Re: divergence from upstream as a bug
On Sat, May 17, 2008, Joey Hess wrote:
> > If I grab an upstream change from their VCS, I wont open a
> > Debian bug about it; if I find a bug in the Debian version which also
> > applies to upstream, I might skip to directly reporting it upstream,
> > and only there.
>
> If you grab a patch from upstream that you know will be in a future
> upstream release, the divergence is temporary. You can choose not to
> file a bug report in our BTS about it, knowing that it will clear up.
> (And if you're somehow wrong, knowing that QA tools will flag that.)
> Just as, if you see a bug filed in the upstream BTS, you don't need to
> file it in our BTS. In both cases, the package in Debian *has* a bug,
> even if it's counterproductive to file it in the BTS.
So has the maintainer to decide whether to file a "divergence" bug?

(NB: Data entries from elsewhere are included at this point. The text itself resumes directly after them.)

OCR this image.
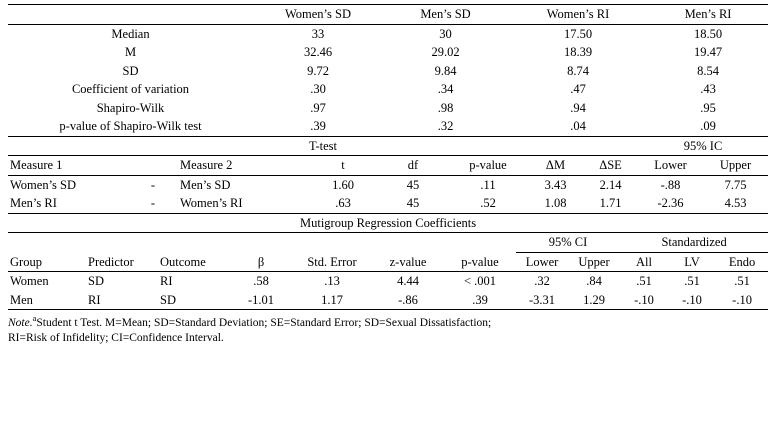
	Women’s SD	Men’s SD	Women’s RI	Men’s RI
Median	33	30	17.50	18.50
M	32.46	29.02	18.39	19.47
SD	9.72	9.84	8.74	8.54
Coefficient of variation	.30	.34	.47	.43
Shapiro-Wilk	.97	.98	.94	.95
p-value of Shapiro-Wilk test	.39	.32	.04	.09
T-test								95% IC	
Measure 1		Measure 2	t	df	p-value	ΔM	ΔSE	Lower	Upper
Women’s SD	-	Men’s SD	1.60	45	.11	3.43	2.14	-.88	7.75
Men’s RI	-	Women’s RI	.63	45	.52	1.08	1.71	-2.36	4.53
Mutigroup Regression Coefficients											
							95% CI		Standardized		
Group	Predictor	Outcome	β	Std. Error	z-value	p-value	Lower	Upper	All	LV	Endo
Women	SD	RI	.58	.13	4.44	< .001	.32	.84	.51	.51	.51
Men	RI	SD	-1.01	1.17	-.86	.39	-3.31	1.29	-.10	-.10	-.10
Note.$^a$Student t Test. M=Mean; SD=Standard Deviation; SE=Standard Error; SD=Sexual Dissatisfaction;
RI=Risk of Infidelity; CI=Confidence Interval.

What about divergences which upstream doesn't like or which are only
useful to Debian and would be hard or useless to render generic?

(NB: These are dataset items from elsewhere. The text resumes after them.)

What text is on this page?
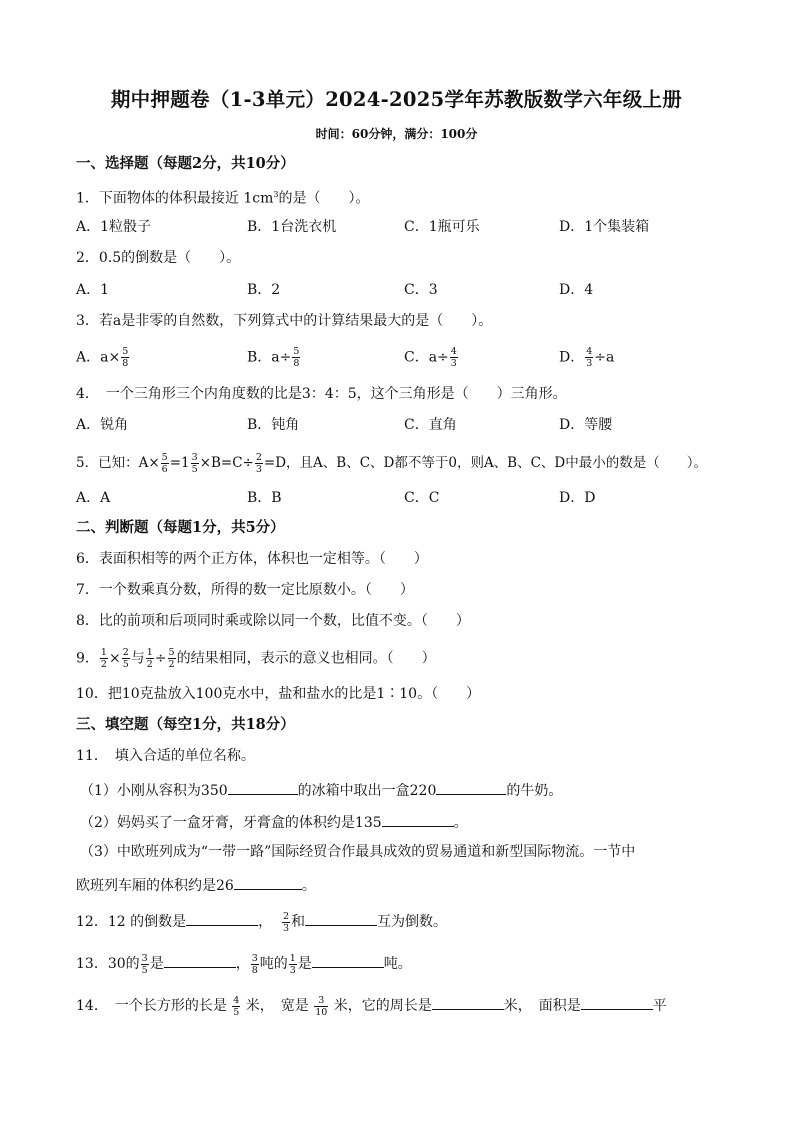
期中押题卷（1-3单元）2024-2025学年苏教版数学六年级上册
时间：60分钟，满分：100分
一、选择题（每题2分，共10分）
1．下面物体的体积最接近 $1cm^3$的是（　　）。
A．1粒骰子	B．1台洗衣机	C．1瓶可乐	D．1个集装箱
2．0.5的倒数是（　　）。
A．1	B．2	C．3	D．4
3．若a是非零的自然数，下列算式中的计算结果最大的是（　　）。
A．$a\times \frac{5}{8}$	B．$a\div \frac{5}{8}$	C．$a\div \frac{4}{3}$	D． $\frac{4}{3} \div a$
4．　一个三角形三个内角度数的比是3：4：5，这个三角形是（　　）三角形。
A．锐角	B．钝角	C．直角	D．等腰
5．已知：$A\times \frac{5}{6} =1 \frac{3}{5} \times B=C\div \frac{2}{3} =D$，且A、B、C、D都不等于0，则A、B、C、D中最小的数是（　　）。
A．A	B．B	C．C	D．D
二、判断题（每题1分，共5分）
6．表面积相等的两个正方体，体积也一定相等。（　　）
7．一个数乘真分数，所得的数一定比原数小。（　　）
8．比的前项和后项同时乘或除以同一个数，比值不变。（　　）
9． $\frac{1}{2} \times \frac{2}{5}$ 与 $\frac{1}{2} \div \frac{5}{2}$ 的结果相同，表示的意义也相同。（　　）
10．把10克盐放入100克水中，盐和盐水的比是1∶10。（　　）
三、填空题（每空1分，共18分）
11．　填入合适的单位名称。
（1）小刚从容积为350	的冰箱中取出一盒220	的牛奶。
（2）妈妈买了一盒牙膏，牙膏盒的体积约是135	。
（3）中欧班列成为“一带一路”国际经贸合作最具成效的贸易通道和新型国际物流。一节中
欧班列车厢的体积约是26	。
12．12 的倒数是	， $\frac{2}{3}$ 和	互为倒数。
13．30的 $\frac{3}{5}$ 是	， $\frac{3}{8}$ 吨的 $\frac{1}{3}$ 是	吨。
14．　一个长方形的长是 $\frac{4}{5}$ 米，　宽是 $\frac{3}{10}$ 米，它的周长是	米，　面积是	平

> > A change is a change, not a bug; we don't need to map each change to a
> > bug. We could get better at distinguishing between changes, and
> > perhaps we can reach a point where we can extract a list of logical
> > changes (or changesets) between Debian uploads, or between the Debian
> > and upstream versions, but I don't think we want bugs for that.
>
> The point of having bug reports is not for change tracking, but for
> communication. We've long established that we want maintainers to tell
> upstream about what changes they make. Using the BTS just exposes this
> communication to the world and allows querying it and noticing when it's
> not being done, or when upstream is ignoring it.

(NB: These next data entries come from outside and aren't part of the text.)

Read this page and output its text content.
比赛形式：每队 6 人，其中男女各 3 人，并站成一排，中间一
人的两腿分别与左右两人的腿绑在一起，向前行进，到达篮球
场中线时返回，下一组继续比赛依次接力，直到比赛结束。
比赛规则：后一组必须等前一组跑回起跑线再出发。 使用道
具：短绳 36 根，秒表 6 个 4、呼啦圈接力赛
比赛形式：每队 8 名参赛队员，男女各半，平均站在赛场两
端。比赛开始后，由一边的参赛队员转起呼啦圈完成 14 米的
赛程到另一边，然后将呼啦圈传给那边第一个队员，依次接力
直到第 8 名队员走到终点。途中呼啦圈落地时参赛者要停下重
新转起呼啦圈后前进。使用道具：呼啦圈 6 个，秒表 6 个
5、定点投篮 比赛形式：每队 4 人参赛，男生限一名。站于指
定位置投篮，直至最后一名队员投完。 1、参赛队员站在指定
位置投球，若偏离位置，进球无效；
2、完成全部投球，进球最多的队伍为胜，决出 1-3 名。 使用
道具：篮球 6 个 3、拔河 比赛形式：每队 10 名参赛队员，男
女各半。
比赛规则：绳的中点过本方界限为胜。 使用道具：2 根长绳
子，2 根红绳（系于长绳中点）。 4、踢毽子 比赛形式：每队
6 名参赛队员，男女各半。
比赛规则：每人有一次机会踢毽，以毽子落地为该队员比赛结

Concerning communication, I think we should make our patches easy to
extract and browse. Another helpful solution is the PTS: I know some
upstreams actively commenting on Debian uploads despite not using
Debian (but I don't know many).
I do see your point that the BTS can store emails, URLs, files etc.,
but I don't like diverting the use of this tool for this use case; I'd
be more happy with a separate tool. Another route could be to ask
maintainers to expose divergences at the source level; perhaps we can
standardize a format to extract a stack of patches with descriptions
(whatever format is used to store the Debian source), and a command (or
debian/rules target) to trigger this output?